There’s a beat of silence, and I replace myself saying, “Do you have any regrets?”
“I don’t. I’m exactly where I want to be. It’s just so much harder than I thought, at least for now.”
“Eventually you’ll be able to move out of Dave’s parents’ basement,” I say.
“And eventually Guinevere will be potty trained or starting kindergarten. But that doesn’t feel real. It’s not that I don’t believe that Dave and I can’t beat the odds,” Angie says, meeting my eyes again. “But some days, it is a lot more conscious choice than belief.”
“I think that’s the difference between the people who get out of the basements and those who don’t,” I say. “You’re choosing to believe.”
Angie shrugs, but she’s listening to what I’m saying, so maybe it’s helping.
“Maybe you’re right. I hope you are.” She laughs. “Listen to me. Complaining because choosing to do the hard thing turned out to be hard.”
I’m in the position that she and The Mothers have found themselves in when they’re talking to me. There’s nothing more to say to make it better, because it is hard, and it’s going to be hard for a while.
“Just because something seems impossible doesn’t mean it’s not worth trying,” I say, because it’s something I’ve said to myself before.
“I need to replace something to make me feel like I’m still me outside being a mom,” Angie says. “It’s not like I can watch horror movies with Guinevere asleep in the same room.”
“Well, we can watch one together,” I suggest. “And afterward, we can go to the library, and I’ll help you replace some horror novels to read when you’re home alone with the baby.”
“Yeah, okay.”
This time, I can tell that I’ve definitely helped, and I’m glad.

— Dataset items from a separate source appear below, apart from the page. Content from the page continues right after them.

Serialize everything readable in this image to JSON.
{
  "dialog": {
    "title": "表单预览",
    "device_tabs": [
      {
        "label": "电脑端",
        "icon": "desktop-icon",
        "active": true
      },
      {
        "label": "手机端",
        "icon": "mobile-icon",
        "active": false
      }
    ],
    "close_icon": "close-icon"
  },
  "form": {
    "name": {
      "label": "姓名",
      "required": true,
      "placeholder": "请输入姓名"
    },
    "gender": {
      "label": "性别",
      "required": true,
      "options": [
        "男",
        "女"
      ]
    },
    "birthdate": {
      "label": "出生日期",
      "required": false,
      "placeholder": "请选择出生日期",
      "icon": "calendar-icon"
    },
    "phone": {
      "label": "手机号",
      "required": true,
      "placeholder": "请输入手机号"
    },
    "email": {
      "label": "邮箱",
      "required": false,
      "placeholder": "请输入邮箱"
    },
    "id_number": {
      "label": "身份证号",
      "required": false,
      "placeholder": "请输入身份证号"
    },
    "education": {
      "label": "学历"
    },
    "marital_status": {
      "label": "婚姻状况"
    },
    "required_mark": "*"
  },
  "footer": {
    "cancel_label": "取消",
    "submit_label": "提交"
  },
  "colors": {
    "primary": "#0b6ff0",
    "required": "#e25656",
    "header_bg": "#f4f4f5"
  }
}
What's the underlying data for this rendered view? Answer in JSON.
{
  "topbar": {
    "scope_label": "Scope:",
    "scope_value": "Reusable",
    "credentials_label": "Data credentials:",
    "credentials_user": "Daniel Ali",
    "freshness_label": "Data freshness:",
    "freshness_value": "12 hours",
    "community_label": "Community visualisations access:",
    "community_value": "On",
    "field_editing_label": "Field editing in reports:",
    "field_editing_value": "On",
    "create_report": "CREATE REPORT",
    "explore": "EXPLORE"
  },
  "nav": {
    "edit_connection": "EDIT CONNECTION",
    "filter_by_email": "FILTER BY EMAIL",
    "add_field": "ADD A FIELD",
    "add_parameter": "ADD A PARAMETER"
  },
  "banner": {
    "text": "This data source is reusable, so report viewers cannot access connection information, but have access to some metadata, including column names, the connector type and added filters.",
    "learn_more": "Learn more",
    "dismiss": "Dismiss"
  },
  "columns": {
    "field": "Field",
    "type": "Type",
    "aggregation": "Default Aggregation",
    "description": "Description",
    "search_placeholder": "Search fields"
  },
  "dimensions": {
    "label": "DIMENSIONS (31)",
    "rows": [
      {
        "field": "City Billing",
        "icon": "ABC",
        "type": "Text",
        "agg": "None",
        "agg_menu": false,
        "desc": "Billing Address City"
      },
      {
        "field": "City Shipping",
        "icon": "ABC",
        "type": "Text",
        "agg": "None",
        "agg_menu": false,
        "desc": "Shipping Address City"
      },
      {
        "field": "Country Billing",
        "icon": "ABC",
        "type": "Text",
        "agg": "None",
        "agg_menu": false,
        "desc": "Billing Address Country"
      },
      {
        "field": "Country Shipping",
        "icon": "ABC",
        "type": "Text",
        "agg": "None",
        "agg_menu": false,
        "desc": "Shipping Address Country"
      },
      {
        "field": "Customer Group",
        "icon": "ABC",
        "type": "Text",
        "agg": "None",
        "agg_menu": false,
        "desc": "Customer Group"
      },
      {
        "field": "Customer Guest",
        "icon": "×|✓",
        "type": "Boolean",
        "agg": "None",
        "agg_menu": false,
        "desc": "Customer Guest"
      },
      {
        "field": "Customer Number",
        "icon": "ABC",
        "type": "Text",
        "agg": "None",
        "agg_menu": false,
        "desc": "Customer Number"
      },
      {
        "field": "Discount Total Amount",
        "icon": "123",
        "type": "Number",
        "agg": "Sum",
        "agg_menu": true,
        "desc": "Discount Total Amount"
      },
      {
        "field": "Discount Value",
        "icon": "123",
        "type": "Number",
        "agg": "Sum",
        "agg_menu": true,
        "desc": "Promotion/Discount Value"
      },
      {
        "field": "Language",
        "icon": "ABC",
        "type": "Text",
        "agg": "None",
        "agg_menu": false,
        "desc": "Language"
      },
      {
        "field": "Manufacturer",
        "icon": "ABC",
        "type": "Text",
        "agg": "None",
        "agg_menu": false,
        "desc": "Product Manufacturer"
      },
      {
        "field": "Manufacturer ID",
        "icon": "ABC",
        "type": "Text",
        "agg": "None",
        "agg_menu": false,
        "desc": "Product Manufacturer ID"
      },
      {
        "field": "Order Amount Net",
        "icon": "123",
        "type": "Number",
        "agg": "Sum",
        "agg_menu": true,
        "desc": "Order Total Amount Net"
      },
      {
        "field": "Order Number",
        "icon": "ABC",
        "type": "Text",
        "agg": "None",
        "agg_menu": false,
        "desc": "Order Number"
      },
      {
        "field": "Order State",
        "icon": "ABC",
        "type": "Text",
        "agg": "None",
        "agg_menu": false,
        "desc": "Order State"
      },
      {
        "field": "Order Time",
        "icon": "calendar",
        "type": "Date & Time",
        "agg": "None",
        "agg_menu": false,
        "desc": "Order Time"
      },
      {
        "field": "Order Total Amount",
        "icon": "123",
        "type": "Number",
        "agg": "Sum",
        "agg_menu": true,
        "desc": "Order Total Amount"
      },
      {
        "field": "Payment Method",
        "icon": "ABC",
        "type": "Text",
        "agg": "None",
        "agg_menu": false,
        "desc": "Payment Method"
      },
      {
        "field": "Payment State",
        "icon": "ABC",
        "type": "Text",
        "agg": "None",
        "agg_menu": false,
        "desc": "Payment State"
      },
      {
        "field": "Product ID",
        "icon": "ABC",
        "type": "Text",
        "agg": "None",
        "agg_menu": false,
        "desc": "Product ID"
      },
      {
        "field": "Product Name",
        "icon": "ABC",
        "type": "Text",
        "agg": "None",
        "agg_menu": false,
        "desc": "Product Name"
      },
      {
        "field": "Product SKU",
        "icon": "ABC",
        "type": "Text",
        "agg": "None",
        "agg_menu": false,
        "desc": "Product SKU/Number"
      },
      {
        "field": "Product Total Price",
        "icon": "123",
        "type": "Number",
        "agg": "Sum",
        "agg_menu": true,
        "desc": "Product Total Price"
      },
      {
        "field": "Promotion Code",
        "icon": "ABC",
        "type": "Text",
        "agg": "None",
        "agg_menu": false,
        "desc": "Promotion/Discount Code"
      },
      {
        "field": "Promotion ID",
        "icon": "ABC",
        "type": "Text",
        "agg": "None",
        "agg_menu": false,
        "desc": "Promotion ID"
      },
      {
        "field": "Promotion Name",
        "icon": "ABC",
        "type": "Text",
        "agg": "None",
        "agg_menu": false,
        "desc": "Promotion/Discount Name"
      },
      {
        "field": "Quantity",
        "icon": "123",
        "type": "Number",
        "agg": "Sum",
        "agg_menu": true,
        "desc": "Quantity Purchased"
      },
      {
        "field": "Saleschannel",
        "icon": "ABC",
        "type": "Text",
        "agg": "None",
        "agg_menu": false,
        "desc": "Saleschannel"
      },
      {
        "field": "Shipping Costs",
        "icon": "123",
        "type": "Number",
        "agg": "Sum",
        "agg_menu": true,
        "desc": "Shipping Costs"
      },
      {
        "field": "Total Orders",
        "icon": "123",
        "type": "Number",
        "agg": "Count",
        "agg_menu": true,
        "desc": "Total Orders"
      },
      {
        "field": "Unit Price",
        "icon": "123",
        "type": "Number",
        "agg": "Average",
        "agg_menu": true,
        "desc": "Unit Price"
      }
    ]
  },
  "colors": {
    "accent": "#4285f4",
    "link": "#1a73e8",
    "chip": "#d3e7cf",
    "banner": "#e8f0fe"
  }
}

Because she released me from a worry that I hadn’t fully articulated; that it was selfish of me to keep my dream of publication when I’m about to become a mother.
Angie winks at me. “Oh, you just want a ride to the library.”
“I actually haven’t been reading much for myself lately,” I confess. “Only a few parenting books.” Angie mimes being physically bowled over by my words.
“Who are you, and what have you done with Autumn Rose Davis?” She jumps off the couch and grabs my hand. “That’s it, we’re going to the library right now. Movie later. You need this more than I do.”
“I won’t say no to that.” I let her help me off the couch. Everyone knows voracious reading is the best way to improve your writing, well except for actually writing. So until I can hold myself together enough to edit the novel inspired by Finny, I need to be reading.
“We’re going to be okay,” Angie says to me.
Today, I choose to believe it.
If you replace any errors (non-standard content, ads redirect, broken links, etc..), Please let us know so we can fix it as soon as possible.